Please look up to "the Venus project" it offers solution to most of the problems we face today.War, poverty, hunger, starvation, illnesses, crime, deprivation, human suffering can be solved with THE VENUS PROJECT. It offers method to achieve better world. The Venus Project is not perfect/Utopian, its just much better than what we got today.
You got that right. It’s also why all of these training videos are still used to this very day. Many Union and trade schools use them. Well like they say, if it ain’t broke, don’t fix it.
@19:45 "This mark represents the time constant …" Which should be at, roughly speaking, somewhere north of 1/3 full scale (37%), but it’s not. The scope trace is not moving downward either. This is because the actual demonstration, as far as the scope is concerned, is showing two RC time constants, i.e. the demo board and the input coupling high pass filter characteristic of the AC coupled scope. The scope should have been DC coupled, which may have been impossible as many scopes of that era where only AC coupled. Notice how, at higher frequencies later in the demo, the scope trace goes right through the marker line. That’s a sure indication that the scope is AC coupled.

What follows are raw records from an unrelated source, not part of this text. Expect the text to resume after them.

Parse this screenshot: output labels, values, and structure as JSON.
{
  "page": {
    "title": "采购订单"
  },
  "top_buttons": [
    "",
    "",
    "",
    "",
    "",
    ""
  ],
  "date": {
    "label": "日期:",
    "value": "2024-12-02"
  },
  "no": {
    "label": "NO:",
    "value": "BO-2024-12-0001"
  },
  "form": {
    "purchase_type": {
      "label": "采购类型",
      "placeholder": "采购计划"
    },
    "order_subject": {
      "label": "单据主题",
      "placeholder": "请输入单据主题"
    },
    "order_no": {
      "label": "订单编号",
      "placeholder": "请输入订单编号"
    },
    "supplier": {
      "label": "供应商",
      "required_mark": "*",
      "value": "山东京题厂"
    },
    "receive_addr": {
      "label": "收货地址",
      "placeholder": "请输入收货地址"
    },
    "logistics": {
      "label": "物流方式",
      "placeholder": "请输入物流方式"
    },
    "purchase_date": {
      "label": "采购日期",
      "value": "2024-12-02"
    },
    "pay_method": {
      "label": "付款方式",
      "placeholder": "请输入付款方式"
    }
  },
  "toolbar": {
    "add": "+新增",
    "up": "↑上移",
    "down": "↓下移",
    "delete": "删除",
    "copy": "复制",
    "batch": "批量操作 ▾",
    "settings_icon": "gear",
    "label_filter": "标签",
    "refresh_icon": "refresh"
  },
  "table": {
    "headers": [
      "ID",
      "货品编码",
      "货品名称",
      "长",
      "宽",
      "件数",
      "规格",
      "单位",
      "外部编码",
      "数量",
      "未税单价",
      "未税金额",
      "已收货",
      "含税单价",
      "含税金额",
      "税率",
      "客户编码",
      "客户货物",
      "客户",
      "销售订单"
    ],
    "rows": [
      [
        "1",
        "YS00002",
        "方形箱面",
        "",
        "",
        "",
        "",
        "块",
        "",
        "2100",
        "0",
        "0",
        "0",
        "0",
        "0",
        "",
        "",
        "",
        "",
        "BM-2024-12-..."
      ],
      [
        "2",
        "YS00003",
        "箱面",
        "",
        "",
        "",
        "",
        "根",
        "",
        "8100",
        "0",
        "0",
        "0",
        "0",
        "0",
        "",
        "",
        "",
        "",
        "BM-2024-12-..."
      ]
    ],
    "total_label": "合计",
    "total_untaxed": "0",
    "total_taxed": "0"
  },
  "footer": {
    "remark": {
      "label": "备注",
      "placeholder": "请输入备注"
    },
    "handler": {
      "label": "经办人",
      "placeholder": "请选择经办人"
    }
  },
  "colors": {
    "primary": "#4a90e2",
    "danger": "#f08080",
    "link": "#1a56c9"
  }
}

@24:12 "This is a diagram …" I have to call it an awful diagram! It shows the first amplifier’s plate attached to battery positive and the second amplifier’s grid attached to a negative. Although the plate should be positive and the grid should be negative, diagrammatically connecting them to batteries is crazy. Yes, you ‘could’ make this work by having an impedance on ‘the other end’ of the battery, but for some very good reasons it’s not practical. Schematically, more correctly diagrammatically, a battery represents a voltage node, meaning there is no changing voltage. And they’re trying to demonstrate changing voltage is coupled through a capacitor. ??? This oversimplification, if that’s what it’s supposed to be, bothers me greatly because this training film is teaching something that must later be unlearned. Perhaps the film’s author thought his audience was too dumb to notice, so it didn’t matter. 🙁
I don’t think a competent engineer ever reviewed this film. We actually won that war. How?
Gold is best conductor
I was a radioman/crytographer in the Navy during Vietnam. I never opened a unit. That was left to the ET’s.
Thank You so mutch for share!!
I wonder if this fellow is still alive, so many years has past since this video.
Condenser
I now understand how the 555 timer works!
23:46 , this dude looks nothing like I imagined.
Information was delivered much cleaner before all the experts screwed everything up. Go Navy!